Highway reform nixed
Thursday, March 13, 2008

JUST A few days after a state House committee disposed of a reform bill designed to bolster the power of governors, a Senate committee spiked a good-government proposal that would take some power away from the state's top elected official.

On Tuesday, the Senate Governmental Affairs Committee voted down a proposal to remove the Alabama Department of Transportation from the governor's direct control. As we noted in the editorial above this one, last week a House committee spiked the idea of giving governors real veto authority.

A strong gubernatorial veto would provide a needed check on the Legislature's power. It's not a good idea, however, to have governors exercising direct control over the state Department of Transportation.

Under the current arrangement, the transportation director serves at the pleasure of the governor. The governor appoints the director, and the governor can remove this key administrator for any reason or no reason.

In other words, the governor has a great deal of power over road projects. This is a formula for politicizing the distribution of asphalt and concrete.

Gov. Riley doesn't want this power because he understands the importance of professional highway administration. He knows the Transportation Department should operate at an arms-length distance from the politicians in Montgomery. Otherwise, transportation priorities always will be threatened by political priorities.

It's next to impossible to completely remove politics from road-building decisions, but it is possible to reduce the damaging influence of political favor-trading and deal-making.

The best way to do that is to make the transportation director accountable to an appointed commission. Rep. Cam Ward, R-Alabaster, proposed creating a five-member commission, with the members appointed by the governor to six-year terms. The commission would have the authority to hire and fire transportation directors.

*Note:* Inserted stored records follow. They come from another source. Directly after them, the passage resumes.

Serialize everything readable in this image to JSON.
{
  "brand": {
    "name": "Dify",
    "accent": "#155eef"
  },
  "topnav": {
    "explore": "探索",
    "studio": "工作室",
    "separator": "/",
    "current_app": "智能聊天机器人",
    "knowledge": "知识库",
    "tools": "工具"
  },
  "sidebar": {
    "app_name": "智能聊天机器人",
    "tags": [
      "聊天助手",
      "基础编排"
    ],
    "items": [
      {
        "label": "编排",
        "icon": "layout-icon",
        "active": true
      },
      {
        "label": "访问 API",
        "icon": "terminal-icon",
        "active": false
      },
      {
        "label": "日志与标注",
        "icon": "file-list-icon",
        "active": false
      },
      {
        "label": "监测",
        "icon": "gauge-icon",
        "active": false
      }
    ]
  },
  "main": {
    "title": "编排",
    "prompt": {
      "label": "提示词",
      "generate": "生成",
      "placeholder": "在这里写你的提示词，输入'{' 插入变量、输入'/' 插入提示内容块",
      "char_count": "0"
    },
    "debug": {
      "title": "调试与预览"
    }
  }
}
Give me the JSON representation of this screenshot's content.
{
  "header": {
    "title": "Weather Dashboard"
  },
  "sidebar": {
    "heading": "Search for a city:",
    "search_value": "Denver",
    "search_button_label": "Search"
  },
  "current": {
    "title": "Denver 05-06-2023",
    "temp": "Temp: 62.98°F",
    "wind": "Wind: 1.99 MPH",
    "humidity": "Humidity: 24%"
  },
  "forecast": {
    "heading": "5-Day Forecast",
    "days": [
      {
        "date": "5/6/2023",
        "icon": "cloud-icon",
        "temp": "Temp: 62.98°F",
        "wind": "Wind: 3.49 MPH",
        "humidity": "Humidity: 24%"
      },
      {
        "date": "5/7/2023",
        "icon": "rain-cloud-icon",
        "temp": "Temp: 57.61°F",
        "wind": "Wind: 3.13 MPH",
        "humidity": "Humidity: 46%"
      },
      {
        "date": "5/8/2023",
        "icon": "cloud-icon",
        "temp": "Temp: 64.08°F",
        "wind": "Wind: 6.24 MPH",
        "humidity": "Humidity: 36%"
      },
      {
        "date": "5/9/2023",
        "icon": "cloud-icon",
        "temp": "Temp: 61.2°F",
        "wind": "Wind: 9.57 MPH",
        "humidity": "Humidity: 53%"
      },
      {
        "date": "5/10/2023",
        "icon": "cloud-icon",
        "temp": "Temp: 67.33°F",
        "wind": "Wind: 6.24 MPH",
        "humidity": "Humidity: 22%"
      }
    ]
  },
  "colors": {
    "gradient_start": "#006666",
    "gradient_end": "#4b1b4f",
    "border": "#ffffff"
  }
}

Reducing the governor's role in highway administration should have the added benefit of producing more continuity in the Transportation Department's leadership and policies. As it stands now, transportation priorities are heavily influenced by election results. Just about every time a new governor takes office, the state gets a new transportation director and a new set of road-building priorities.

Democrats and Republicans in the House agreed that Rep. Ward's bill would put the state's highway policies on a more rational course. The House voted 95-1 in favor of his highway reform bill.

Not surprisingly, the Senate played its usual role as the graveyard of rational, bipartisan legislation.